What the completed roadmap delivers

If every item on the roadmap ships - all 65, across all eight phases - what does Ethereum become? The numbers from the eth2030 implementation, cross-referenced with EF projections and the specification parameters hardcoded in the reference client, describe a machine almost unrecognizable from what runs today. Every major dimension improves by one to three orders of magnitude, with one notable exception that gets worse - and that exception tells you something important about the cost of real security.

How it compares

Every other project in this space builds one piece of the puzzle. ETH2030 is the only implementation spanning the entire Ethereum roadmap - all eight phases, all three layers, all 65 items. That breadth is both its unique value and its fundamental limitation.

Five-year question

There is a kind of knowledge you can only get from building something. Reading the EIP-7928 specification tells you that Block Access Lists track state dependencies for parallel execution. Implementing it tells you that reverted calls, EXTCODEHASH lookups on empty accounts, and system contract interactions all generate state accesses that need tracking - and that the conflict graph is denser than anyone expects from reading the transaction pool alone. A reference implementation generates not production-quality code, but production-quality questions.

The distance between 5 million gas per second and 1 billion is not merely quantitative. It is the distance between Ethereum as a settlement layer and Ethereum as a global execution platform. Whether that gap closes by 2030 depends on four engineering realities no specification or reference implementation can resolve.
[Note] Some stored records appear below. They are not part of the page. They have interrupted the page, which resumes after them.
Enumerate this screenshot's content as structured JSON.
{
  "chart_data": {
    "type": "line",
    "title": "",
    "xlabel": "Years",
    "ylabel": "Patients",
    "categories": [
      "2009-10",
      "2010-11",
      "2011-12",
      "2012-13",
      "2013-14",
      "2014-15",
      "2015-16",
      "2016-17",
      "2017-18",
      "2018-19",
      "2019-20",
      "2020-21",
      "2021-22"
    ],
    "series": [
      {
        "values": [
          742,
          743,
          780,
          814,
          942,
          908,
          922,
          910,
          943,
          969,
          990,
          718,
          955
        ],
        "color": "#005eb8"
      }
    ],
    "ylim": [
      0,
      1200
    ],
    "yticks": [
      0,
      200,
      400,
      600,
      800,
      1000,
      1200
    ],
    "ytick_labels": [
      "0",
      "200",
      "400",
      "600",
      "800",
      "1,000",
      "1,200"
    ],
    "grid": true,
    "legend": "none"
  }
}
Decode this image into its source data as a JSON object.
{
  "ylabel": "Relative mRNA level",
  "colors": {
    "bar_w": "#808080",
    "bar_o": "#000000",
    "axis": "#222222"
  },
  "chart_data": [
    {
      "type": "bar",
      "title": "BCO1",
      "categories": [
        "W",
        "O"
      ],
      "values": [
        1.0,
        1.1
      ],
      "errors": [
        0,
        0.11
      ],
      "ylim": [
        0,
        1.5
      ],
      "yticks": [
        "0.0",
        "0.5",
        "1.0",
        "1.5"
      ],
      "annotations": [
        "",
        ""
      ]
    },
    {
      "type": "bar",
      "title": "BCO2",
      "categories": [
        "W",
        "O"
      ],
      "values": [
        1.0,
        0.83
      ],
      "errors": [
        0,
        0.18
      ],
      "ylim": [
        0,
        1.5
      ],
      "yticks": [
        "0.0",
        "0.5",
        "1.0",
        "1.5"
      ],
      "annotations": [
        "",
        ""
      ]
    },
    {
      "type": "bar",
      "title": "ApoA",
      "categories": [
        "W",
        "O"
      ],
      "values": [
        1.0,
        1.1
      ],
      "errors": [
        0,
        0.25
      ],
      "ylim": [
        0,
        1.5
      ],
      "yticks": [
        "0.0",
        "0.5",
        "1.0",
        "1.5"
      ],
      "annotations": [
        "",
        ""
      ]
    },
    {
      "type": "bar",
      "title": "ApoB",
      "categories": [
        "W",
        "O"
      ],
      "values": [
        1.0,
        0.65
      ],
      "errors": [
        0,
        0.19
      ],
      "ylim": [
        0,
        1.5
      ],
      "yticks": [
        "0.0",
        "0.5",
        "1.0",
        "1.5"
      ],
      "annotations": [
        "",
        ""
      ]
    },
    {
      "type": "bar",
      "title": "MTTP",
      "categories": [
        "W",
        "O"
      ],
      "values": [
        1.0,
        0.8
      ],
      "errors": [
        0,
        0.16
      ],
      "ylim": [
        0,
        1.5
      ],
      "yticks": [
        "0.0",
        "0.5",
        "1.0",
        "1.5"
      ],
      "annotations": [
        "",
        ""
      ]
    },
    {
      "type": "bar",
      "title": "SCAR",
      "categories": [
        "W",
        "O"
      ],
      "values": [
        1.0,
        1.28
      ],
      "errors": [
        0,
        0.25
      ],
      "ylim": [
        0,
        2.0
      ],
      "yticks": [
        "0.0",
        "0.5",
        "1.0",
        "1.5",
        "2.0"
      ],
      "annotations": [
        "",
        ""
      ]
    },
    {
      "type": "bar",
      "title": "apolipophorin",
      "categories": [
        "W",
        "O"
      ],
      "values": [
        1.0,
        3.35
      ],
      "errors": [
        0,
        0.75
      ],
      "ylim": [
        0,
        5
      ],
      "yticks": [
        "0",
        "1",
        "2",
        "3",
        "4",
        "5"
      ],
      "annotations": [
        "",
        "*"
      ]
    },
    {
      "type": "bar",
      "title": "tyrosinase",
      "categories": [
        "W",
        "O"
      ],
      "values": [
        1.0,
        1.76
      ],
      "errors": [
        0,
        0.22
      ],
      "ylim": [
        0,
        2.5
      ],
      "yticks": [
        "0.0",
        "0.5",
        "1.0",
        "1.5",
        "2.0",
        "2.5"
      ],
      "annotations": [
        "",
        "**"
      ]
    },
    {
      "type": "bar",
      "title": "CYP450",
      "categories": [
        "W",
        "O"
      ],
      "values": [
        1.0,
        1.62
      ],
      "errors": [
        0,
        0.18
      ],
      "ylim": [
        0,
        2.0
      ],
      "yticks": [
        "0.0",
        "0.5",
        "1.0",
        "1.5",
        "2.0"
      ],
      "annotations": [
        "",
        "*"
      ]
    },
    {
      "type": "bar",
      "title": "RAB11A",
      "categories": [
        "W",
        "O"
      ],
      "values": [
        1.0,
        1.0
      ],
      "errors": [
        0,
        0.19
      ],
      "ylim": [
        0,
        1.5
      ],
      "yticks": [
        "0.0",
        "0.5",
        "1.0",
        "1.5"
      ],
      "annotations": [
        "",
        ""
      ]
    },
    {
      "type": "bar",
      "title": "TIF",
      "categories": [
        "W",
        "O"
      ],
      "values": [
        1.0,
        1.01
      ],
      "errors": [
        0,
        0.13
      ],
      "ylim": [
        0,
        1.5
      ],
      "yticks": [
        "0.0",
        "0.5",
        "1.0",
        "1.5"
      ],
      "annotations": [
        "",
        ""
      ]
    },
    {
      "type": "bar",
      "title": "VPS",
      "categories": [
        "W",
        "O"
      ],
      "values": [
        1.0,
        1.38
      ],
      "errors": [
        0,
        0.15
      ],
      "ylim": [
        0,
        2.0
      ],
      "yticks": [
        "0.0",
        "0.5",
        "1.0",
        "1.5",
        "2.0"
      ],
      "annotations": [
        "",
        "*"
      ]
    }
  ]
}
Parallel execution under adversarial MEV, where searchers deliberately construct state access patterns designed to force serialization. Post-quantum migration for 200 million existing ECDSA accounts without breaking backward compatibility. ZK proving latency - current state of the art is 7.4 seconds on 24 GPUs, but quick slots run every 6 seconds. And whether the Ethereum community can sustain coordinated progress across all three layers simultaneously, because the roadmap is not a menu - you do not get to pick gigagas without BALs, or 3SF without quick slots, or native rollups without the ZK stack underneath.

The coupling that the eth2030 implementation reveals in its E2E tests is the same coupling that makes the roadmap fragile to delays. If Glamsterdam ships late, Hogota's multidimensional gas has no foundation. If PeerDAS slips, native rollups lose their data availability. The roadmap composes beautifully when everything ships on schedule. Roadmaps rarely ship on schedule.

And yet. All 65 items fit into a single codebase. The types align. The interfaces connect. Thirty-six thousand state tests pass. The node syncs with mainnet. That is more than most five-year technology roadmaps achieve before anyone writes a line of code. The completed-roadmap Ethereum - PayPal-scale L1 throughput, finality in seconds, solo staking for $3,000, stateless validation on commodity hardware, quantum-resistant cryptography - is a genuinely compelling vision. It composes. Whether it ships is a different question, and it is the right question for the community to be asking now, with code on the table, rather than in 2030 when the answers are more expensive.